Marco Rigotti racconta quella sfuriata con dispiacere. Perché da quelle parolacce in poi non ha più potuto avere
contatti con suo figlio e «vorrei tanto dirgli che non penso quelle cose orribili che ho detto. Ero solo choccato, non riuscivo a crederci».
(…)
Il padre di Gabriele fa i conti con i sensi di colpa per quelle cattiverie al telefono «ma soprattutto—dice sospirando
— penso a quella ragazza e allo strazio di suo padre e di suo fratello. Vorrei abbracciarli. Io e mia moglie siamo profondamente addolorati, mi creda. Anche noi abbiamo la nostra parte di dolore in questa storia ma nostro figlio c’è ancora mentre Adele non tornerà mai più a casa…»

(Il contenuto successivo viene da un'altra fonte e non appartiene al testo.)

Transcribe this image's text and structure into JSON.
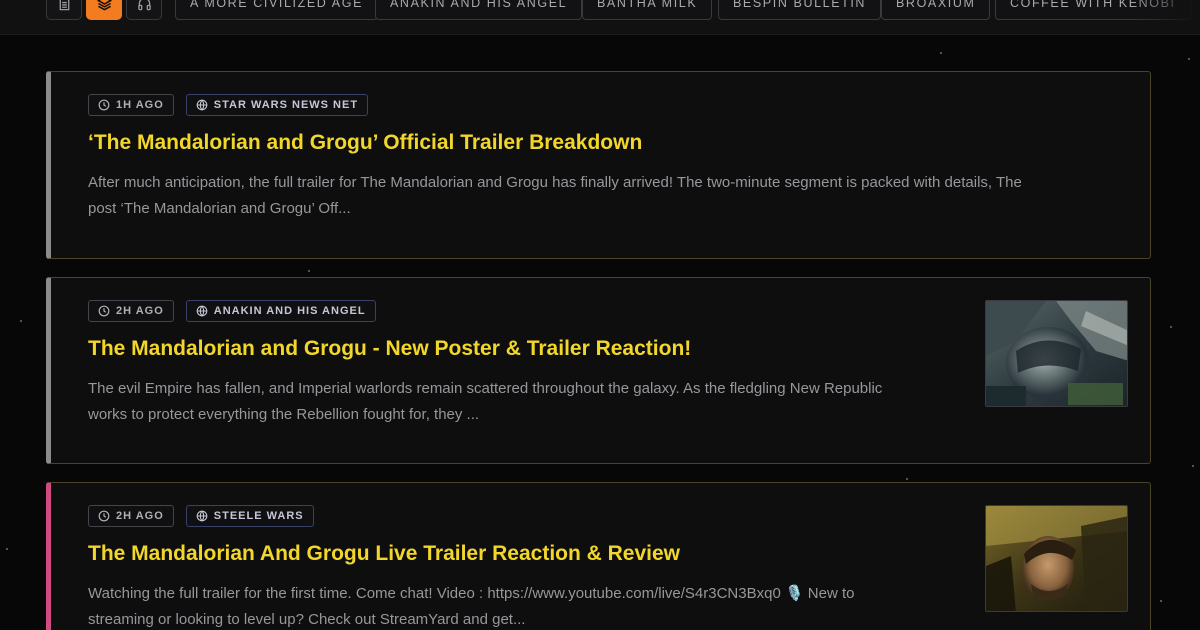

Marco dice che «finché c’è vita tutto si può risolvere», rimette in fila i ricordi e ipassaggi di una vita in cerca del
punto esatto in cui lui, come padre, non ha capito, non ha visto o magari non ha nemmeno guardato. E giura che d’ora in poi veglierà su ogni dettaglio perché al suo Gabriele non succeda mai più nulla:
«Se lo avessi davanti a me, adesso, lo abbraccerei. Gli direi che non lo abbandonerò mai, che lo aiuterò, che né io
né sua madre lo lasceremo mai solo. Gli errori si pagano — segue il filo dei suoi pensieri — e pagherà per quello che
ha fatto ma mio figlio non è un delinquente, non è uno spacciatore, a meno che non ci siano altre cose che io non so,
trovo assurdo che con i fatti di oggi sia accusato di spaccio. Poteva morire anche lui oppure soltanto lui l’altra sera. Questi ragazzi sono consumatori, non spacciatori».